Lencho, 71 ans, est un des derniers: «Nous allions là-bas, travaillions toute la journée et revenions avec 20 casiers de crevettes», explique-t-il dans son magasin d’appâts. «Si vous allez au même endroit aujourd’hui, travaillez toute la journée, vous n’aurez pas un seul casier!»

Comme ceux de Diane Wilson, ses enfants ne seront pas pêcheurs. L’un d’eux travaille d’ailleurs chez Formosa Plastics.

Le groupe à la capitalisation de 104 milliards de dollars possède aussi des usines à Bâton-Rouge (Louisiane), en Caroline du Sud, dans le New Jersey, au Vietnam et à Taïwan.

«Au cours de la prochaine décennie, aux États-Unis, il y aura davantage d’émissions de gaz à effet de serre dues à la production de plastique qu’au charbon», affirme Judith Enck, auteure d’un rapport pour Beyond Plastics, un projet mené par l’université de Bennington (Vermont).

Sortie en octobre, cette étude révèle que presque 80% des émissions de CO2 de l’industrie plastique sont concentrées dans le golfe du Mexique, en Louisiane et surtout au Texas, où ont lieu 45,2% des émissions.

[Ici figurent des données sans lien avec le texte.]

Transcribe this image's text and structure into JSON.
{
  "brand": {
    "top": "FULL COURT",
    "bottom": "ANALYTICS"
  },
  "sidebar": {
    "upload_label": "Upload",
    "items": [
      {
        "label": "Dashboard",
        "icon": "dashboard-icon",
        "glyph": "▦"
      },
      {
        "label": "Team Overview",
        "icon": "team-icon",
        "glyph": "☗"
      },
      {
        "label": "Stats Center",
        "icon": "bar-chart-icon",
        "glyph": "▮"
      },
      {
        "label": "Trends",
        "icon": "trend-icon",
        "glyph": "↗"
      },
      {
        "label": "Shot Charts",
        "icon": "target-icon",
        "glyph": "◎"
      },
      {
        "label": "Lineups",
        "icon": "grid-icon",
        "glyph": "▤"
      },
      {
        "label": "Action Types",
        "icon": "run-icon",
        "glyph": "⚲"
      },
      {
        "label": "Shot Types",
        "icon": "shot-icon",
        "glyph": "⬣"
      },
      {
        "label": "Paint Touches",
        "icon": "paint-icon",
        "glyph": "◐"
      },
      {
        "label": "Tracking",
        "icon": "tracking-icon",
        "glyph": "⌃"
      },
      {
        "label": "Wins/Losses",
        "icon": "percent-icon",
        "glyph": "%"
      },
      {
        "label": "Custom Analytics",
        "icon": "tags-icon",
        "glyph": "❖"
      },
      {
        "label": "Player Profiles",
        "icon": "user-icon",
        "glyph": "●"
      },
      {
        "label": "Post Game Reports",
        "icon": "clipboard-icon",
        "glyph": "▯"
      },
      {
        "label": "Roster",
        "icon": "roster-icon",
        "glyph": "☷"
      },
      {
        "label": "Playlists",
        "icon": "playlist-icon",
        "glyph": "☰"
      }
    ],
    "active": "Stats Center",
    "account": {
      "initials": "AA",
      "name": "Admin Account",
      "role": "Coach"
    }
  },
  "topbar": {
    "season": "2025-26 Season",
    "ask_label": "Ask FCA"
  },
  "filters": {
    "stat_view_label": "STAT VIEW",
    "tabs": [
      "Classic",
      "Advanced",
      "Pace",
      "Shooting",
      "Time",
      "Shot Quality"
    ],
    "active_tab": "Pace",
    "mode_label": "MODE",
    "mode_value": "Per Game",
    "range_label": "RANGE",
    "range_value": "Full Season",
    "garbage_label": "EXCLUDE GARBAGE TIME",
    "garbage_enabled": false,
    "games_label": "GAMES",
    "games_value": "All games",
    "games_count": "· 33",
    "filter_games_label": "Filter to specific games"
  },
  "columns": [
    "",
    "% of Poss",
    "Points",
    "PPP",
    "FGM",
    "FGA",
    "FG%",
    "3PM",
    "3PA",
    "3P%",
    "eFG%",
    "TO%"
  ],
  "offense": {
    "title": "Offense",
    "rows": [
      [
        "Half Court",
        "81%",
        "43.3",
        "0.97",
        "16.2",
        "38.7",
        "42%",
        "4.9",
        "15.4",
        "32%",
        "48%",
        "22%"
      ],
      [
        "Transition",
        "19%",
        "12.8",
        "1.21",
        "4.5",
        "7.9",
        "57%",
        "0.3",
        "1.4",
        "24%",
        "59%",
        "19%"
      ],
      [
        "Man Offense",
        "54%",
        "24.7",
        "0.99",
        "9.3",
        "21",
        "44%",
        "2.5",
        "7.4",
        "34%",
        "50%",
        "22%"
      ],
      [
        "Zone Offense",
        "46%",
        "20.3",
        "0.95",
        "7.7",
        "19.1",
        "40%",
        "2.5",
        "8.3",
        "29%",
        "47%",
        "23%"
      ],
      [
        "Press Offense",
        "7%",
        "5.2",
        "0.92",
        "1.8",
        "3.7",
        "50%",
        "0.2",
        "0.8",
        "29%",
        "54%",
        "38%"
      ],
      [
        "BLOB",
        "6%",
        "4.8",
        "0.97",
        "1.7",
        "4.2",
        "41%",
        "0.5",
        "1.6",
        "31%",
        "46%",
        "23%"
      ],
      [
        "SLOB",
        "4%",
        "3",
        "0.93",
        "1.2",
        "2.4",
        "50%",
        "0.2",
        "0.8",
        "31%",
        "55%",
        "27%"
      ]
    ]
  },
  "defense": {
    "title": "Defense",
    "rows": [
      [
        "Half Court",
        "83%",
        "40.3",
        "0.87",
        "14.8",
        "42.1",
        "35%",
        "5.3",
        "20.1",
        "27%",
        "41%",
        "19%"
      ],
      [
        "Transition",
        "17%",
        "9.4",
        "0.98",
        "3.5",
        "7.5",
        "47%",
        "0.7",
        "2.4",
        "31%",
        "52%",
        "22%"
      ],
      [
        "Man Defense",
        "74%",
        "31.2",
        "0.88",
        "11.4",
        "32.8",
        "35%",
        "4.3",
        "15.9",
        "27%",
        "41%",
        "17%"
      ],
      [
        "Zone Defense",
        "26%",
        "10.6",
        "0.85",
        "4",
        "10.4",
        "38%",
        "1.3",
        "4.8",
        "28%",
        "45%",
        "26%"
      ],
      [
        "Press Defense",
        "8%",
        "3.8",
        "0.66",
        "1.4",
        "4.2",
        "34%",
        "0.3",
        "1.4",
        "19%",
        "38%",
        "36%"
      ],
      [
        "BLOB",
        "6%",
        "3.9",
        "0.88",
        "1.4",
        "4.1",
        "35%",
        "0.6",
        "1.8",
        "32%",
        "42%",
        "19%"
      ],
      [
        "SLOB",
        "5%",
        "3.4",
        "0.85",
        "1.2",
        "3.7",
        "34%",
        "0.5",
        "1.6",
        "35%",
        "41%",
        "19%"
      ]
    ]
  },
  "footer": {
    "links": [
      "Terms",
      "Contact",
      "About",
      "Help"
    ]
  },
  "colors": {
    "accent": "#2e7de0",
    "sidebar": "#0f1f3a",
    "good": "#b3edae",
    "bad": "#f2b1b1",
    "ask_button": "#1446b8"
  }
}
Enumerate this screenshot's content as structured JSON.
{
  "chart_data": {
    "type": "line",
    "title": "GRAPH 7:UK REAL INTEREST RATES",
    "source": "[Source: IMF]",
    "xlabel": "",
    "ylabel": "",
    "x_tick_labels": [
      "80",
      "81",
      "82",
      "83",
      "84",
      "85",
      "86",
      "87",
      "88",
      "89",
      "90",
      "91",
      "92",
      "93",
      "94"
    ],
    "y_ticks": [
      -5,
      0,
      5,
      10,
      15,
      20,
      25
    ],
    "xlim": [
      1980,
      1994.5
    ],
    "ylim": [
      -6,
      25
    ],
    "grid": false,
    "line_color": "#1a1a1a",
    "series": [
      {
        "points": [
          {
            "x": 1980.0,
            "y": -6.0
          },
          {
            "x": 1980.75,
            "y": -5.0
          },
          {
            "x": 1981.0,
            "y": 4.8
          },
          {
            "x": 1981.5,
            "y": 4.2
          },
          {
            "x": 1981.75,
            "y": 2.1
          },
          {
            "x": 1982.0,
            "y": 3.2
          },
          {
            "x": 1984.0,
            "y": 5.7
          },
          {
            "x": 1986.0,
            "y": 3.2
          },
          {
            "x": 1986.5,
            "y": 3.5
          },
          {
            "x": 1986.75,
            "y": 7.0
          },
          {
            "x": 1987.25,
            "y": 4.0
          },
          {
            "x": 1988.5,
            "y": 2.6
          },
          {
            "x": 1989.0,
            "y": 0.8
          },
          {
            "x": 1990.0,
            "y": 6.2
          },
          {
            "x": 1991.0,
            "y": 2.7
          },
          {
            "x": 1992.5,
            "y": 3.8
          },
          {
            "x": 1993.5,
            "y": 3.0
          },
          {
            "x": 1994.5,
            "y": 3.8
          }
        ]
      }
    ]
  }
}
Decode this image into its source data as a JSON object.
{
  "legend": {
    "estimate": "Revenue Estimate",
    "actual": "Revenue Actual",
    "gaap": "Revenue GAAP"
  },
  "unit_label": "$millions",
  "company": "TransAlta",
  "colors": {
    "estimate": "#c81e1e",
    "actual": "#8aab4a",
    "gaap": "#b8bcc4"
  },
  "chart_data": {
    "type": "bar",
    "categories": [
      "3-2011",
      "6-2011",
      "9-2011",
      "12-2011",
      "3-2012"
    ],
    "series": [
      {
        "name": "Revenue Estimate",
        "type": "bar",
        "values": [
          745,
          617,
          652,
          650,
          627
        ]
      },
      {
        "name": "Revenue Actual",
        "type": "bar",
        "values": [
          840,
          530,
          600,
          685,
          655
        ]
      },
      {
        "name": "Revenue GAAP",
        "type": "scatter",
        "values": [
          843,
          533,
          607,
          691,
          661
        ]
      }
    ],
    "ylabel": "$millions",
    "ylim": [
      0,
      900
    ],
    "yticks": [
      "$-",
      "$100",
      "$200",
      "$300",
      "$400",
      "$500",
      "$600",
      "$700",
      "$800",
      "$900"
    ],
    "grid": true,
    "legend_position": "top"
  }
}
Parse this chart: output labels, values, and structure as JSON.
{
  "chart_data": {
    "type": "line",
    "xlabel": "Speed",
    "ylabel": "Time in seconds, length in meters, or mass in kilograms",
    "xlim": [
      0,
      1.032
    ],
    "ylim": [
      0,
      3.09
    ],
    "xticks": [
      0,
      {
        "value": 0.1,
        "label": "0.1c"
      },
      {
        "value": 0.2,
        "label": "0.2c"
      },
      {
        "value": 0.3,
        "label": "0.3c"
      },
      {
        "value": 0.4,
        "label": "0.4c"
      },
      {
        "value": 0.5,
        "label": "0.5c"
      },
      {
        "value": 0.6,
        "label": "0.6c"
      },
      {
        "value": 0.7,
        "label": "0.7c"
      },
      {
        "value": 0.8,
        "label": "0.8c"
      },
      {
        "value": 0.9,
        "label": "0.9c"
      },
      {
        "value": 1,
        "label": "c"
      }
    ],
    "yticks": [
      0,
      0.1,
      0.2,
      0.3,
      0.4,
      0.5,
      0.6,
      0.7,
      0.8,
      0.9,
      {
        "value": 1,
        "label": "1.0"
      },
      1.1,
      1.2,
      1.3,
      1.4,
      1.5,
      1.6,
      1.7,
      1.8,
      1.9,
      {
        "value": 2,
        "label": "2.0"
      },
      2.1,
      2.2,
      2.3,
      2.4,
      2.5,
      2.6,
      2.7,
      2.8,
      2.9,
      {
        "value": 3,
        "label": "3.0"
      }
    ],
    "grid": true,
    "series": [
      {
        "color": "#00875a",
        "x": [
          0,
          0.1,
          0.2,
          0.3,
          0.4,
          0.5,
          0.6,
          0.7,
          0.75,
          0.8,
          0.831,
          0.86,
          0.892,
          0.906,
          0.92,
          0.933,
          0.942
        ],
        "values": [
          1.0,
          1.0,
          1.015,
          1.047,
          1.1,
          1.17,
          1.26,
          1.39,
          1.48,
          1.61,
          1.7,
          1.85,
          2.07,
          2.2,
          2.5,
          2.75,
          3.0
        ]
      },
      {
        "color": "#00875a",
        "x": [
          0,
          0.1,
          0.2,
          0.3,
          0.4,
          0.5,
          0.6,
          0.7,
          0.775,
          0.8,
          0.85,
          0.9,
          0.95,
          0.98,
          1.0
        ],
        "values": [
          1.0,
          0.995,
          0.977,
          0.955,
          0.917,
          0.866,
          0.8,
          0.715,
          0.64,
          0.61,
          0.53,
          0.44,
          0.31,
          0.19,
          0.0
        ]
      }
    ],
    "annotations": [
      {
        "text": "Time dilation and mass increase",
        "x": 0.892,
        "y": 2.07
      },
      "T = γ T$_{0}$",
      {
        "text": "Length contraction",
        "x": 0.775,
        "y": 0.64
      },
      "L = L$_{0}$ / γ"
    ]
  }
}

560 millions de dollars d’amendes

Le plastique est réalisé à partir de plusieurs gaz, et d’éthane en particulier. La côte sud possède de nombreux avantages pour sa production: une énergie dérégulée bon marché, une main-d’oeuvre qualifiée et des infrastructures portuaires et énergétiques exceptionnelles.

Mais la région possède un autre atout, d’après Judith Enck: «Beaucoup d’industries des énergies fossiles aiment faire des affaires au Texas parce que les lois environnementales y sont faibles et peu appliquées».

«Ces 21 dernières années, Formosa Plastics Group [...] a payé plus de 560 millions de dollars d’amendes», assure Jane Patton, auteure d’un rapport (Formosa Plastics Group: a serial offender of environmental and human rights) sorti en octobre pour l’ONG de défense de l’environnement CIEL.

Sollicitée par l’AFP pour une entrevue, la société Formosa a décliné, renvoyant à l’accord de 2019.

Depuis la Nouvelle-Orléans, Jane Patton ajoute qu'elle est inquiète du fait que, malgré ce passif, le groupe ait obtenu les autorisations nécessaires pour construire un mégacomplexe de 14 usines à St. James, en Louisiane, à quelques kilomètres de la source de son eau potable.

Entre la Nouvelle-Orléans et Bâton-Rouge, le site se trouvera «le long du Mississippi, au milieu d’un corridor industriel et chimique que l’on appelle l’allée du Cancer. Sept des dix zones avec les taux de cancers les plus élevés des États-Unis se situent dans un périmètre de 140 kilomètres», indique son rapport.